Artinya sama halnya dengan tenaga kesehatan yang sama-sama harusnya mendapatkan prioritas utama untuk diberikan vaksin Covid-19.
Namun, di Kabupaten Cirebon, organisasi kemanusiaan ini dipandang sebelah mata. Pasalnya sasaran tenaga kesehatan sudah diberikan vaksin Covid-19, pelayan publik juga sudah dan yang lainya sudah, tapi PMI Kabupaten Cirebon belum sama sekali.
Ketua PMI Kabupaten Cirebon, Hj Rd Sri Heviyana mengatakan, pihaknya sampai saat ini belum mendapatkan kabar bahwa kapan akan dilakukan vaksinasi terhadap petugas Unit Transfusi Darah (UTD) PMI, pengurus PMI dan anggota Markas PMI.
“Kita sudah mengajukan, padahal PMI sama dengan tenaga media yang lain. Kita bersentuhan langsung dengan masyarakat masalah Covid-19. Tapi sampai saat ini kita masih menunggu jadwal. Gak tahu kapan? ” ujar Hj Rd Sri Heviyana, dikantornya, Selasa (16/3).
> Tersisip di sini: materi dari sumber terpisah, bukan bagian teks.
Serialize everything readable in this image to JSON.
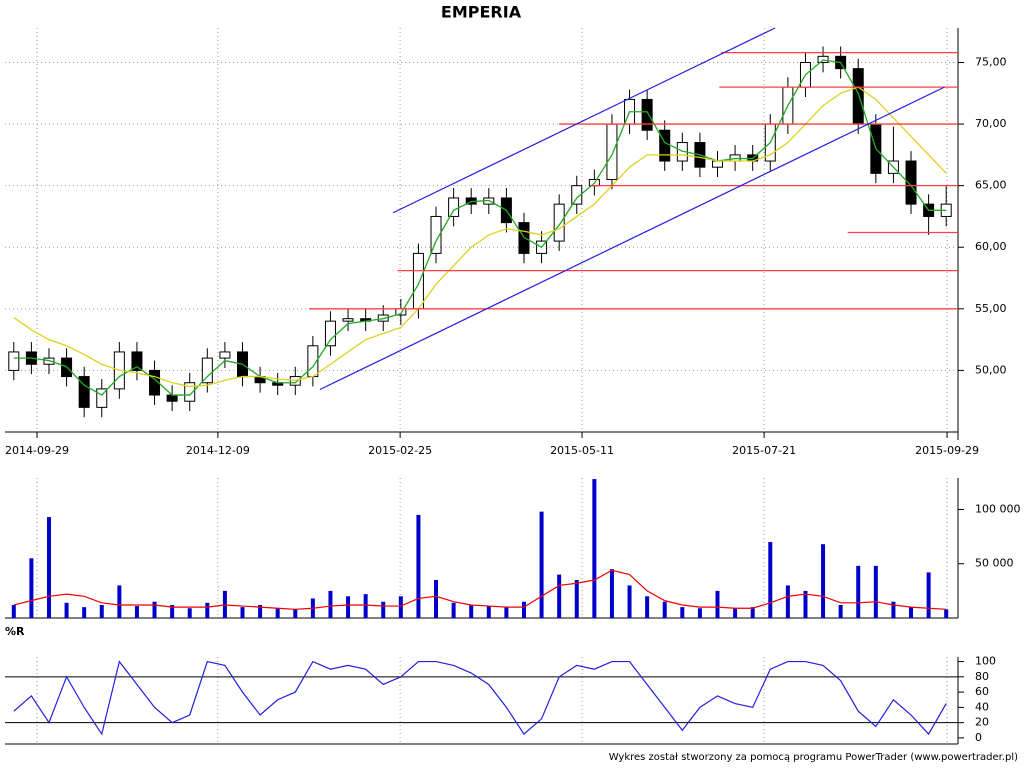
{
  "title": "EMPERIA",
  "footer": "Wykres został stworzony za pomocą programu PowerTrader (www.powertrader.pl)",
  "chart_data": [
    {
      "type": "candlestick",
      "xlim": [
        -0.5,
        53.5
      ],
      "xticks": [
        {
          "value": 1.32,
          "label": "2014-09-29"
        },
        {
          "value": 11.6,
          "label": "2014-12-09"
        },
        {
          "value": 21.96,
          "label": "2015-02-25"
        },
        {
          "value": 32.3,
          "label": "2015-05-11"
        },
        {
          "value": 42.65,
          "label": "2015-07-21"
        },
        {
          "value": 53.05,
          "label": "2015-09-29"
        }
      ],
      "ylim": [
        45,
        77.8
      ],
      "yticks": [
        {
          "value": 50,
          "label": "50,00"
        },
        {
          "value": 55,
          "label": "55,00"
        },
        {
          "value": 60,
          "label": "60,00"
        },
        {
          "value": 65,
          "label": "65,00"
        },
        {
          "value": 70,
          "label": "70,00"
        },
        {
          "value": 75,
          "label": "75,00"
        }
      ],
      "grid": true,
      "open": [
        50,
        51.5,
        50.5,
        51,
        49.5,
        47,
        48.5,
        51.5,
        50,
        48,
        47.5,
        49,
        51,
        51.5,
        49.5,
        49,
        48.8,
        49.5,
        52,
        54,
        54.2,
        54,
        54.5,
        55,
        59.5,
        62.5,
        64,
        63.5,
        64,
        62,
        59.5,
        60.5,
        63.5,
        65,
        65.5,
        70,
        72,
        69.5,
        67,
        68.5,
        66.5,
        67,
        67.5,
        67,
        70,
        73,
        75,
        75.5,
        74.5,
        70,
        66,
        67,
        63.5,
        62.5
      ],
      "high": [
        52.3,
        52.3,
        51.8,
        51.8,
        50.3,
        49.3,
        52.3,
        52.3,
        50.8,
        48.8,
        49.8,
        51.8,
        52.3,
        52.3,
        50.3,
        49.8,
        50.3,
        52.8,
        54.8,
        55,
        55,
        55.3,
        55.8,
        60.3,
        63.3,
        64.8,
        64.8,
        64.8,
        64.8,
        62.8,
        61.3,
        64.3,
        65.8,
        66.3,
        70.8,
        72.8,
        72.8,
        70.3,
        69.3,
        69.3,
        67.8,
        68.3,
        68.3,
        70.8,
        73.8,
        75.8,
        76.3,
        76.3,
        75.3,
        70.8,
        69.8,
        67.8,
        64.3,
        65
      ],
      "low": [
        49.2,
        49.7,
        49.7,
        48.7,
        46.2,
        46.2,
        47.7,
        49.2,
        47.2,
        46.7,
        46.7,
        48.2,
        50.2,
        48.7,
        48.2,
        48,
        48,
        48.7,
        51.2,
        53.2,
        53.2,
        53.2,
        53.7,
        54.2,
        58.7,
        61.7,
        62.7,
        62.7,
        61.2,
        58.7,
        58.7,
        59.7,
        62.7,
        64.2,
        64.7,
        69.2,
        68.7,
        66.2,
        66.2,
        65.7,
        65.7,
        66.2,
        66.2,
        66.2,
        69.2,
        72.2,
        74.2,
        73.7,
        69.2,
        65.2,
        65.2,
        62.7,
        61,
        61.7
      ],
      "close": [
        51.5,
        50.5,
        51,
        49.5,
        47,
        48.5,
        51.5,
        50,
        48,
        47.5,
        49,
        51,
        51.5,
        49.5,
        49,
        48.8,
        49.5,
        52,
        54,
        54.2,
        54,
        54.5,
        55,
        59.5,
        62.5,
        64,
        63.5,
        64,
        62,
        59.5,
        60.5,
        63.5,
        65,
        65.5,
        70,
        72,
        69.5,
        67,
        68.5,
        66.5,
        67,
        67.5,
        67,
        70,
        73,
        75,
        75.5,
        74.5,
        70,
        66,
        67,
        63.5,
        62.5,
        63.5
      ],
      "series": [
        {
          "color": "#22aa22",
          "values": [
            51,
            51,
            50.8,
            50.3,
            48.8,
            48,
            49.5,
            50.3,
            49.3,
            48,
            48,
            49.5,
            50.8,
            50.5,
            49.5,
            49,
            49,
            50.3,
            52.5,
            53.8,
            54,
            54.2,
            54.6,
            57,
            60.5,
            63,
            63.7,
            63.8,
            63,
            60.8,
            60,
            61.8,
            64,
            65.2,
            67.5,
            71,
            71,
            68.5,
            67.8,
            67.5,
            67,
            67.2,
            67.2,
            68.5,
            71.5,
            74,
            75.2,
            75,
            72.5,
            68,
            66.5,
            65,
            63,
            63
          ]
        },
        {
          "color": "#e0d020",
          "values": [
            54.3,
            53.3,
            52.5,
            52,
            51.3,
            50.5,
            50,
            49.8,
            49.5,
            49,
            48.7,
            48.8,
            49.2,
            49.5,
            49.5,
            49.3,
            49.2,
            49.5,
            50.5,
            51.5,
            52.5,
            53,
            53.5,
            55,
            57,
            58.5,
            60,
            61,
            61.5,
            61.3,
            61,
            61.5,
            62.5,
            63.5,
            65,
            66.5,
            67.5,
            67.5,
            67.5,
            67.3,
            67,
            67,
            67,
            67.5,
            68.5,
            70,
            71.5,
            72.5,
            73,
            72,
            70.5,
            69,
            67.5,
            66
          ]
        }
      ],
      "levels_color": "#ff4040",
      "levels": [
        {
          "value": 75.8,
          "from": 40.2
        },
        {
          "value": 73.0,
          "from": 40.1
        },
        {
          "value": 70.0,
          "from": 31.0
        },
        {
          "value": 65.0,
          "from": 32.8
        },
        {
          "value": 61.2,
          "from": 47.4
        },
        {
          "value": 58.1,
          "from": 21.8
        },
        {
          "value": 55.0,
          "from": 16.8
        }
      ],
      "trend_color": "#2020e0",
      "trend_lines": [
        {
          "x": [
            21.56,
            43.27
          ],
          "y": [
            62.8,
            77.8
          ]
        },
        {
          "x": [
            17.4,
            52.9
          ],
          "y": [
            48.45,
            73.0
          ]
        }
      ]
    },
    {
      "type": "bar",
      "ylim": [
        0,
        129000
      ],
      "yticks": [
        {
          "value": 50000,
          "label": "50 000"
        },
        {
          "value": 100000,
          "label": "100 000"
        }
      ],
      "color": "#0000cc",
      "values": [
        12000,
        55000,
        93000,
        14000,
        10000,
        12000,
        30000,
        11000,
        15000,
        12000,
        9000,
        14000,
        25000,
        10000,
        12000,
        9000,
        8000,
        18000,
        25000,
        20000,
        22000,
        15000,
        20000,
        95000,
        35000,
        14000,
        12000,
        11000,
        10000,
        15000,
        98000,
        40000,
        35000,
        128000,
        45000,
        30000,
        20000,
        15000,
        10000,
        9000,
        25000,
        9000,
        10000,
        70000,
        30000,
        25000,
        68000,
        12000,
        48000,
        48000,
        15000,
        10000,
        42000,
        8000
      ],
      "ma": {
        "color": "#ee0000",
        "values": [
          12000,
          16000,
          20000,
          22000,
          20000,
          14000,
          12000,
          12000,
          12000,
          10000,
          10000,
          10000,
          12000,
          11000,
          10000,
          9000,
          8000,
          9000,
          11000,
          12000,
          12000,
          11000,
          11000,
          18000,
          20000,
          15000,
          12000,
          11000,
          10000,
          10000,
          20000,
          30000,
          32000,
          35000,
          44000,
          40000,
          25000,
          16000,
          12000,
          10000,
          10000,
          9000,
          9000,
          14000,
          20000,
          22000,
          20000,
          14000,
          14000,
          15000,
          12000,
          10000,
          9000,
          8000
        ]
      }
    },
    {
      "type": "line",
      "title": "%R",
      "ylim": [
        -8,
        106
      ],
      "yticks": [
        0,
        20,
        40,
        60,
        80,
        100
      ],
      "color": "#2020e0",
      "values": [
        35,
        55,
        20,
        80,
        40,
        5,
        100,
        70,
        40,
        20,
        30,
        100,
        95,
        60,
        30,
        50,
        60,
        100,
        90,
        95,
        90,
        70,
        80,
        100,
        100,
        95,
        85,
        70,
        40,
        5,
        25,
        80,
        95,
        90,
        100,
        100,
        70,
        40,
        10,
        40,
        55,
        45,
        40,
        90,
        100,
        100,
        95,
        75,
        35,
        15,
        50,
        30,
        5,
        45
      ],
      "levels": [
        {
          "value": 80
        },
        {
          "value": 20
        }
      ]
    }
  ]
}
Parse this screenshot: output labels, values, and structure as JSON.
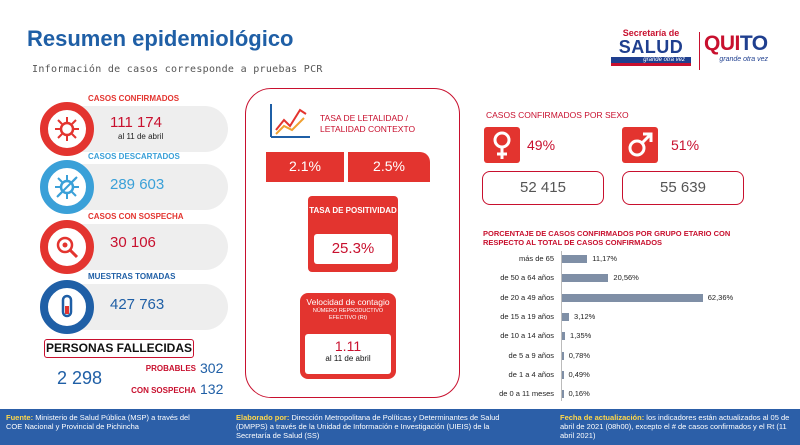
{
  "header": {
    "title": "Resumen epidemiológico",
    "subtitle": "Información de casos corresponde a pruebas PCR"
  },
  "logos": {
    "salud_top": "Secretaría de",
    "salud_main": "SALUD",
    "salud_tag": "grande otra vez",
    "quito_a": "QUI",
    "quito_b": "TO",
    "quito_tag": "grande otra vez"
  },
  "stats": {
    "confirmados": {
      "label": "CASOS CONFIRMADOS",
      "value": "111 174",
      "sub": "al 11 de abril",
      "color": "#e3342f"
    },
    "descartados": {
      "label": "CASOS DESCARTADOS",
      "value": "289 603",
      "color": "#3aa0d8"
    },
    "sospecha": {
      "label": "CASOS CON SOSPECHA",
      "value": "30 106",
      "color": "#e3342f"
    },
    "muestras": {
      "label": "MUESTRAS TOMADAS",
      "value": "427 763",
      "color": "#1f5fa6"
    }
  },
  "fallecidos": {
    "title": "PERSONAS FALLECIDAS",
    "total": "2 298",
    "probables_label": "PROBABLES",
    "probables_value": "302",
    "sospecha_label": "CON SOSPECHA",
    "sospecha_value": "132"
  },
  "letalidad": {
    "title": "TASA DE LETALIDAD / LETALIDAD CONTEXTO",
    "tasa": "2.1%",
    "contexto": "2.5%"
  },
  "positividad": {
    "title": "TASA DE POSITIVIDAD",
    "value": "25.3%"
  },
  "contagio": {
    "title": "Velocidad de contagio",
    "subtitle": "NÚMERO REPRODUCTIVO EFECTIVO (Rt)",
    "value": "1.11",
    "date": "al 11 de abril"
  },
  "sexo": {
    "title": "CASOS CONFIRMADOS POR SEXO",
    "female_pct": "49%",
    "female_value": "52 415",
    "male_pct": "51%",
    "male_value": "55 639"
  },
  "edad": {
    "title": "PORCENTAJE DE CASOS CONFIRMADOS POR GRUPO ETARIO CON RESPECTO AL TOTAL DE CASOS CONFIRMADOS",
    "bar_color": "#7f8fa6"
  },
  "chart_data": {
    "type": "bar",
    "orientation": "horizontal",
    "title": "PORCENTAJE DE CASOS CONFIRMADOS POR GRUPO ETARIO CON RESPECTO AL TOTAL DE CASOS CONFIRMADOS",
    "categories": [
      "más de 65",
      "de 50 a 64 años",
      "de 20 a 49 años",
      "de 15 a 19 años",
      "de 10 a 14 años",
      "de 5 a 9 años",
      "de 1 a 4 años",
      "de 0 a 11 meses"
    ],
    "values": [
      11.17,
      20.56,
      62.36,
      3.12,
      1.35,
      0.78,
      0.49,
      0.16
    ],
    "labels": [
      "11,17%",
      "20,56%",
      "62,36%",
      "3,12%",
      "1,35%",
      "0,78%",
      "0,49%",
      "0,16%"
    ],
    "xlim": [
      0,
      70
    ],
    "grid": false
  },
  "footer": {
    "fuente_label": "Fuente:",
    "fuente_text": "Ministerio de Salud Pública (MSP) a través del COE Nacional y Provincial de Pichincha",
    "elab_label": "Elaborado por:",
    "elab_text": "Dirección Metropolitana de Políticas y Determinantes de Salud (DMPPS) a través de la Unidad de Información e Investigación (UIEIS) de la Secretaría de Salud (SS)",
    "fecha_label": "Fecha de actualización:",
    "fecha_text": "los indicadores están actualizados al 05 de abril de 2021 (08h00), excepto el # de casos confirmados y el Rt (11 abril 2021)"
  }
}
Akhirnya, aku Heviyana sapaan akrabnya, banyak teman-teman PMI yang sudah melakukan vaksinasi sendiri. Seperti kepala UTD PMI Kabupaten Cirebon, dr Suwanta yang ikut vaksinnya di rumah sakit.
“Sebanyak 75 orang pegawai PMI yang terdiri dari petugas UTD sebanyak 60 orang, pengurus 10 orang dan Markas 5 orang. Secara keseluruhan ini mereka menunggunya. Tapi sampai sekarang belum ada jadwalnya. Mudah-mudahan pemerintah daerah memprioritaskan kita juga,” kata Heviyana.
Menurut Heviyana, petugas PMI Kabupaten Cirebon sering bahkan berhadapan dengan kasus Covid-19 juga, seperti anak-anak Markas yang turun kelapangan untuk penyemprotan desinfektan.
“Sekali lagi mudah-mudahan pemerintah daerah memprioritaskan kami, kami butuh pengamanan supaya kami jadi sehat sebagai garda terdepan untuk Covid-19 seperti ini,” harapnya. (Ghofar).